As you probably know, since last March, we walk twice a week in the Surrey Hills. During our walks, we come upon various manmade or topographical features. There are many sudden deep hollows in the land, which I can imagine might be ‘sink holes’ from a time long past. Nature has reclaimed them and trees and brambles abound.

Sometimes we see concrete buildings that might have been some sort of lookout during the war, though it isn’t always obvious why they were placed where we see them.

One of the more obvious features we see are the dew ponds. These look as though they might have been built in the 1960s, but apparently they date from the 19th century. They are large round ponds, usually close to major paths, which one could imagine being filled with water. Some are in fact full of water still. (Sadly some have rubbish in like discarded coffee cups and sandwich wrappers).

They were apparently created for stock to be able to have water nearby. Looking at the height of the walls, they must have been for cattle, unless sheep were a lot taller or more adventurous in the past!

I could also envisage that they may have been a place from which farmers and stockmen could conveniently carry water to animals nearby.

Here’s a picture of one that we see regularly. We use it as a marker for the fact that it’s nearly time to stop for a coffee! So it’s a very welcome sight a couple of hours into our walk. You can see it’s at a cross-roads. I think the tracks you can see were probably made by ‘dirt bikers’ who we occasionally meet on the better surfaced paths around the North Downs Way.

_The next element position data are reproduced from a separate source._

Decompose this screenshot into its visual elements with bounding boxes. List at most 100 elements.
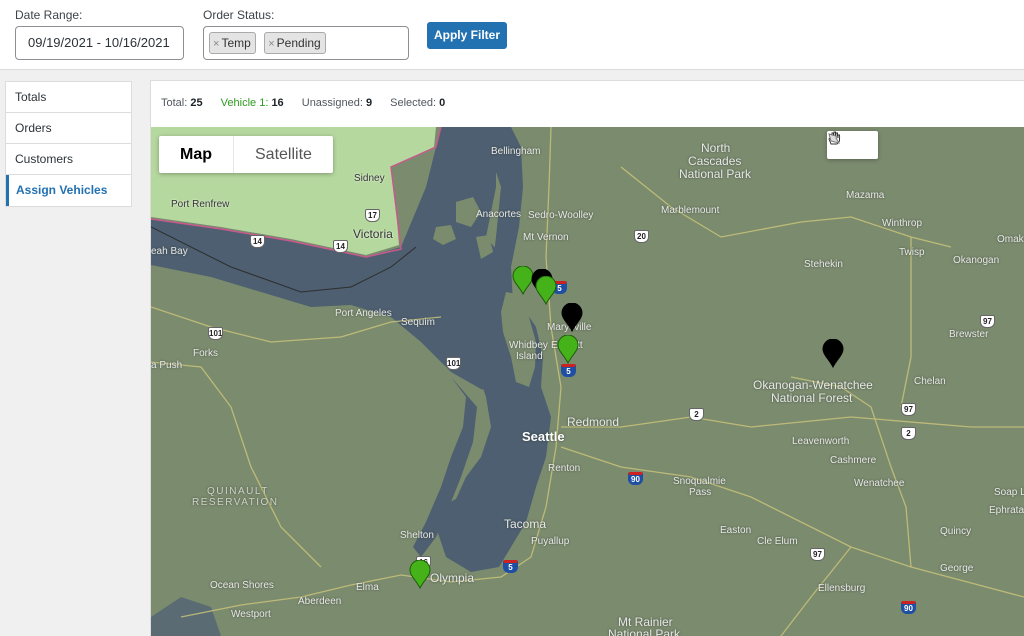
place-shelton: Shelton <box>400 530 434 541</box>
stat-total-label: Total: <box>161 97 188 109</box>
place-olympia: Olympia <box>430 571 475 585</box>
place-whidbey-1: Whidbey <box>509 340 548 351</box>
place-renton: Renton <box>548 463 581 474</box>
chip-remove-icon[interactable]: × <box>213 38 219 50</box>
stat-unassigned: Unassigned: 9 <box>302 97 372 109</box>
place-sequim: Sequim <box>401 317 435 328</box>
chip-label: Pending <box>276 36 321 50</box>
stats-bar: Total: 25 Vehicle 1: 16 Unassigned: 9 Se… <box>161 97 460 109</box>
stat-selected: Selected: 0 <box>390 97 445 109</box>
place-snoqualmie-2: Pass <box>689 487 712 498</box>
shield-20: 20 <box>634 230 649 243</box>
place-snoqualmie-1: Snoqualmie <box>673 476 726 487</box>
side-item-orders[interactable]: Orders <box>6 113 131 144</box>
side-item-assign-vehicles[interactable]: Assign Vehicles <box>6 175 131 206</box>
stat-vehicle[interactable]: Vehicle 1: 16 <box>221 97 284 109</box>
shield-90b: 90 <box>901 601 916 614</box>
shield-97a: 97 <box>980 315 995 328</box>
order-status-select[interactable]: × Temp × Pending <box>203 26 409 60</box>
place-leavenworth: Leavenworth <box>792 436 850 447</box>
side-item-customers[interactable]: Customers <box>6 144 131 175</box>
place-okanogan-nf-2: National Forest <box>771 391 853 405</box>
place-la-push: a Push <box>151 360 183 371</box>
map-canvas[interactable]: Bellingham North Cascades National Park … <box>151 127 1024 636</box>
shield-17: 17 <box>365 209 380 222</box>
place-north-cascades-1: North <box>701 141 731 155</box>
status-chip-pending[interactable]: × Pending <box>264 32 326 54</box>
place-chelan: Chelan <box>914 376 946 387</box>
place-twisp: Twisp <box>899 247 925 258</box>
place-aberdeen: Aberdeen <box>298 596 342 607</box>
place-seattle: Seattle <box>522 429 565 444</box>
stat-total: Total: 25 <box>161 97 203 109</box>
shield-101b: 101 <box>446 357 461 370</box>
place-neah-bay: eah Bay <box>151 246 188 257</box>
place-redmond: Redmond <box>567 415 620 429</box>
place-tacoma: Tacoma <box>504 517 547 531</box>
place-ocean-shores: Ocean Shores <box>210 580 274 591</box>
stat-total-value: 25 <box>190 97 203 109</box>
place-marblemount: Marblemount <box>661 205 720 216</box>
place-quincy: Quincy <box>940 526 972 537</box>
shield-2b: 2 <box>901 427 916 440</box>
side-item-totals[interactable]: Totals <box>6 82 131 113</box>
place-mazama: Mazama <box>846 190 885 201</box>
map-base <box>151 127 1024 636</box>
place-anacortes: Anacortes <box>476 209 522 220</box>
place-victoria: Victoria <box>353 227 393 241</box>
drawing-tools <box>827 131 878 159</box>
place-forks: Forks <box>193 348 218 359</box>
place-port-renfrew: Port Renfrew <box>171 199 230 210</box>
place-stehekin: Stehekin <box>804 259 843 270</box>
place-mt-rainier-2: National Park <box>608 627 681 636</box>
apply-filter-button[interactable]: Apply Filter <box>427 22 507 49</box>
place-cashmere: Cashmere <box>830 455 877 466</box>
stat-vehicle-value: 16 <box>271 97 284 109</box>
place-ephrata: Ephrata <box>989 505 1024 516</box>
shield-90a: 90 <box>628 472 643 485</box>
place-bellingham: Bellingham <box>491 146 541 157</box>
place-winthrop: Winthrop <box>882 218 923 229</box>
shield-14b: 14 <box>333 240 348 253</box>
shield-101a: 101 <box>208 327 223 340</box>
place-port-angeles: Port Angeles <box>335 308 392 319</box>
stat-selected-label: Selected: <box>390 97 437 109</box>
status-chip-temp[interactable]: × Temp <box>209 32 256 54</box>
map-type-satellite-button[interactable]: Satellite <box>234 136 333 173</box>
place-wenatchee: Wenatchee <box>854 478 905 489</box>
date-range-input[interactable]: 09/19/2021 - 10/16/2021 <box>15 26 184 60</box>
filter-bar: Date Range: 09/19/2021 - 10/16/2021 Orde… <box>0 0 1024 70</box>
place-quinault-2: RESERVATION <box>192 497 279 508</box>
place-sedro-woolley: Sedro-Woolley <box>528 210 594 221</box>
place-omak: Omak <box>997 234 1024 245</box>
stat-unassigned-value: 9 <box>365 97 373 109</box>
shield-5c: 5 <box>503 560 518 573</box>
place-george: George <box>940 563 974 574</box>
place-brewster: Brewster <box>949 329 989 340</box>
order-status-label: Order Status: <box>203 8 275 22</box>
place-soap-lake: Soap L <box>994 487 1024 498</box>
place-puyallup: Puyallup <box>531 536 570 547</box>
chip-label: Temp <box>221 36 251 50</box>
shield-97b: 97 <box>901 403 916 416</box>
stat-unassigned-label: Unassigned: <box>301 97 363 109</box>
chip-remove-icon[interactable]: × <box>268 38 274 50</box>
place-okanogan: Okanogan <box>953 255 1000 266</box>
shield-2a: 2 <box>689 408 704 421</box>
stat-selected-value: 0 <box>439 97 446 109</box>
shield-14a: 14 <box>250 235 265 248</box>
place-north-cascades-2: Cascades <box>688 154 742 168</box>
map-type-control: Map Satellite <box>159 136 333 173</box>
place-okanogan-nf-1: Okanogan-Wenatchee <box>753 378 873 392</box>
shield-5b: 5 <box>561 364 576 377</box>
place-easton: Easton <box>720 525 752 536</box>
side-menu: Totals Orders Customers Assign Vehicles <box>5 81 132 207</box>
place-whidbey-2: Island <box>516 351 543 362</box>
shield-97c: 97 <box>810 548 825 561</box>
polygon-icon[interactable] <box>828 131 877 159</box>
place-quinault-1: QUINAULT <box>207 486 269 497</box>
map-type-map-button[interactable]: Map <box>159 136 234 173</box>
place-ellensburg: Ellensburg <box>818 583 866 594</box>
place-sidney: Sidney <box>354 173 385 184</box>
date-range-label: Date Range: <box>15 8 83 22</box>
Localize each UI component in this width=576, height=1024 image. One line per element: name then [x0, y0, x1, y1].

We are immensely thankful that we can walk in these interesting and peaceful areas from home, without having to get the car out. It has helped us throughout lockdown, and with physical and mental health too. In the past 12 months the ability to plan and control at least one aspect of our lives has been so important, and we feel for those who have no garden, or walking options.

What a relief to think that as of next week there will be a little more that we are allowed to do, so long as we don’t immediately go into a third wave.

Keep safe, keep well, and hang on for the last few days of ‘stayathome’ lockdown 2.